IMG_20150808_042413_zpswryfxp6y.jpg
 
I don't know about wine? but if it was beer I would of hoped I used starsan in the because more than likely some got sucked in. I would then change it out with a clean one are replace the starsan. ( that I hoped I used):cross:
 
What did I do wrong? Shouldn't I not to fill it up to the limit?
 
We see it all the time when brewing beer, just yeast doing what it's intended for... making alcohol
 
Fermentation creates some foam. Leave some space for it. You did nothing wrong if you had the volume intended by the recipe or kit. If the fermenter holds 7 gallons but the kit or recipe wants 6 gallons, adding water to 7 gallons is not the way to go.
 
Unlike wine, beer worts create kraeusen. You need some headspace in the fermenter to accommodate this.

This is going to keep coming out of the airlock, and if the airlock gets plugged (yeast, hop debris), the fermenter will build up pressure until something gives. The result will probably be the airlock will go flying and have beer sprayed all over the place.

Do you have a blow-off tube? Go look them up. I think you would need one the same diameter as the hole in which you put the airlock in. That will give you the least restriction. If you don't have a blow-off tube, I'd suggest sitting the fermenter in some sort of plastic tub (to collect the foam/liquid as it runs down the side), and replacing the airlock with a upturned glass or bowl; something to allow the foam to exit freely, but not let any bugs in.

The beer is fine. If 'stuff' is coming out, nothing can get in to hurt the beer.
 
Unlike wine, beer worts create kraeusen. You need some headspace in the fermenter to accommodate this.

This is going to keep coming out of the airlock, and if the airlock gets plugged (yeast, hop debris), the fermenter will build up pressure until something gives. The result will probably be the airlock will go flying and have beer sprayed all over the place.

Do you have a blow-off tube? Go look them up. I think you would need one the same diameter as the hole in which you put the airlock in. That will give you the least restriction. If you don't have a blow-off tube, I'd suggest sitting the fermenter in some sort of plastic tub (to collect the foam/liquid as it runs down the side), and replacing the airlock with a upturned glass or bowl; something to allow the foam to exit freely, but not let any bugs in.

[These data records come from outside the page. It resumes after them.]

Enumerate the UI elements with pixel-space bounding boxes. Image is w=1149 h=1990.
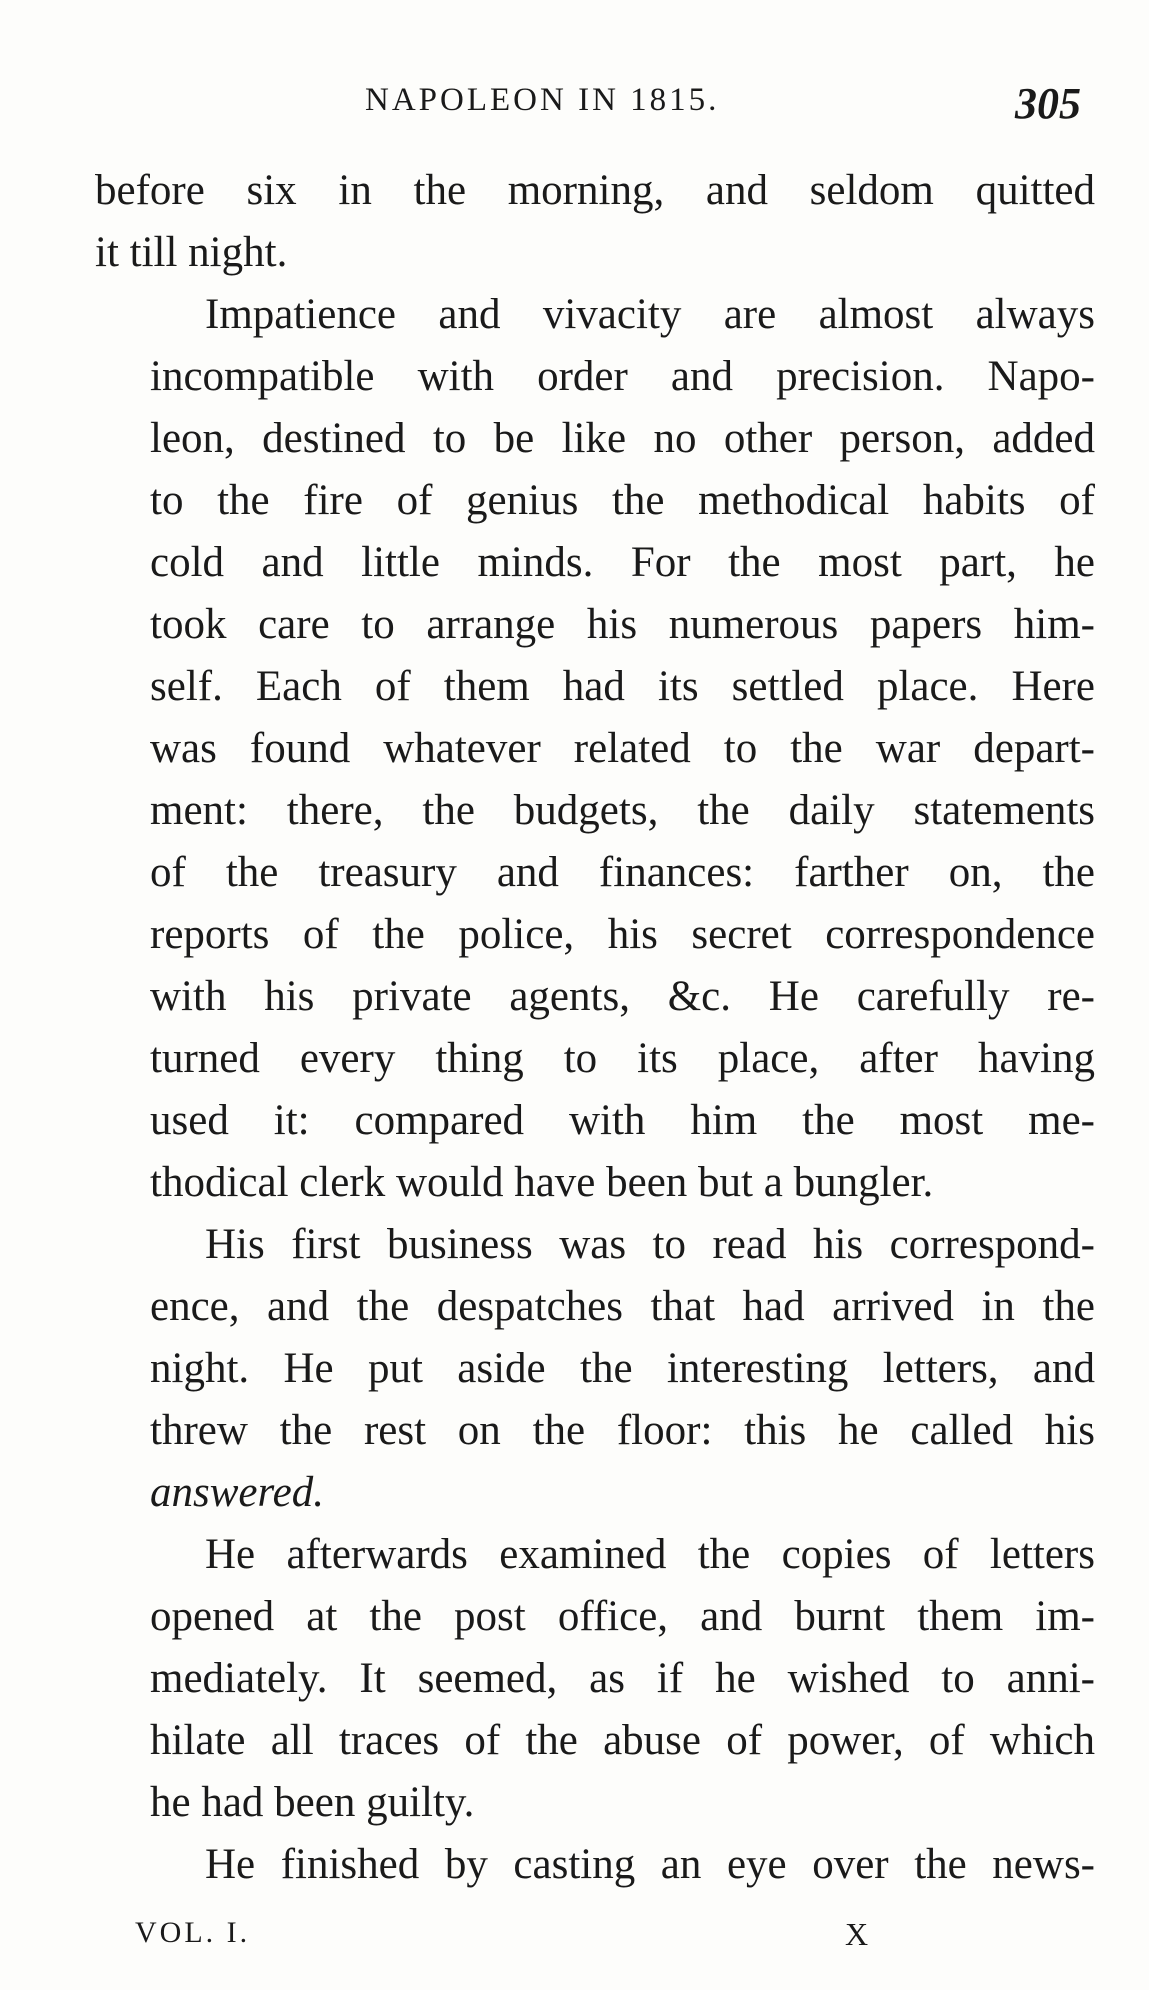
paragraph [95,1834,1095,1896]
paragraph [95,1214,1095,1524]
text-line: ment: there, the budgets, the daily statements [150,787,1095,834]
text-line: cold and little minds. For the most part, he [150,539,1095,586]
text-line: ence, and the despatches that had arrived in the [150,1283,1095,1330]
text-line: hilate all traces of the abuse of power, of which [150,1717,1095,1764]
text-line: took care to arrange his numerous papers him- [150,601,1095,648]
text-line: leon, destined to be like no other person, added [150,415,1095,462]
text-line: reports of the police, his secret correspondence [150,911,1095,958]
paragraph [95,160,1095,284]
paragraph [95,284,1095,1214]
text-line: His first business was to read his correspond- [205,1221,1095,1268]
text-line: opened at the post office, and burnt them im- [150,1593,1095,1640]
text-line: used it: compared with him the most me- [150,1097,1095,1144]
italic-text-line: answered. [150,1469,324,1516]
text-line: thodical clerk would have been but a bungler. [150,1159,934,1206]
text-line: he had been guilty. [150,1779,475,1826]
text-line: Impatience and vivacity are almost always [205,291,1095,338]
running-head [0,78,1149,138]
text-line: it till night. [95,229,288,276]
text-line: of the treasury and finances: farther on, the [150,849,1095,896]
text-line: mediately. It seemed, as if he wished to anni- [150,1655,1095,1702]
text-line: He finished by casting an eye over the news- [205,1841,1095,1888]
text-line: threw the rest on the floor: this he called his [150,1407,1095,1454]
text-line: He afterwards examined the copies of letters [205,1531,1095,1578]
body-text [95,160,1095,1896]
page-number: 305 [1015,79,1081,128]
text-line: turned every thing to its place, after having [150,1035,1095,1082]
paragraph [95,1524,1095,1834]
text-line: before six in the morning, and seldom quitted [95,167,1095,214]
text-line: self. Each of them had its settled place. Here [150,663,1095,710]
text-line: was found whatever related to the war depart- [150,725,1095,772]
text-line: with his private agents, &c. He carefully re- [150,973,1095,1020]
text-line: night. He put aside the interesting letters, and [150,1345,1095,1392]
volume-mark: VOL. I. [135,1916,251,1949]
page-footer [0,1916,1149,1966]
signature-mark: X [845,1916,869,1952]
running-title: NAPOLEON IN 1815. [365,82,720,118]
text-line: to the fire of genius the methodical habits of [150,477,1095,524]
text-line: incompatible with order and precision. Napo- [150,353,1095,400]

The beer is fine. If 'stuff' is coming out, nothing can get in to hurt the beer.
OP is fermenting wine, not beer.
 
The real issue is that your wine is fermenting too warm. ie overactive yeast. Although it does ensure a more reliable fermentation there is potential for off flavors (which subdue with conditioning). Sadly though, that CO2 is also blowing off the 'delicate' grape flavors. Put the fermenter in a cooler place. After 5 weeks rack onto a wood spiral and condition 6months. In a cold place. Cellar, cave, basement. Wait that long and bunk wine becomes gr8 wine. Cant wait? Add brandy, cointreau, white cranberry juice, pour over ice and fruit slices you'll have a banger homemade Sangria.
 
I'll add in that you could likely limit the amount of blow-off by keeping the temperature down, especially during the first stages of fermentation. You might even get a finer tasting wine as a result.
edit: you beat me to it EZBreezy
 
One thing I do is to just take off the lid/airlock and cover the primary with a towel. That keeps out fruitflies and things, but allows plenty of space for the wine to foam up if it's going to. You can stir it once or twice a day to get rid of some of the c02.

Once fermentation slows down, stop stirring, cover the fermenter and replace the airlock.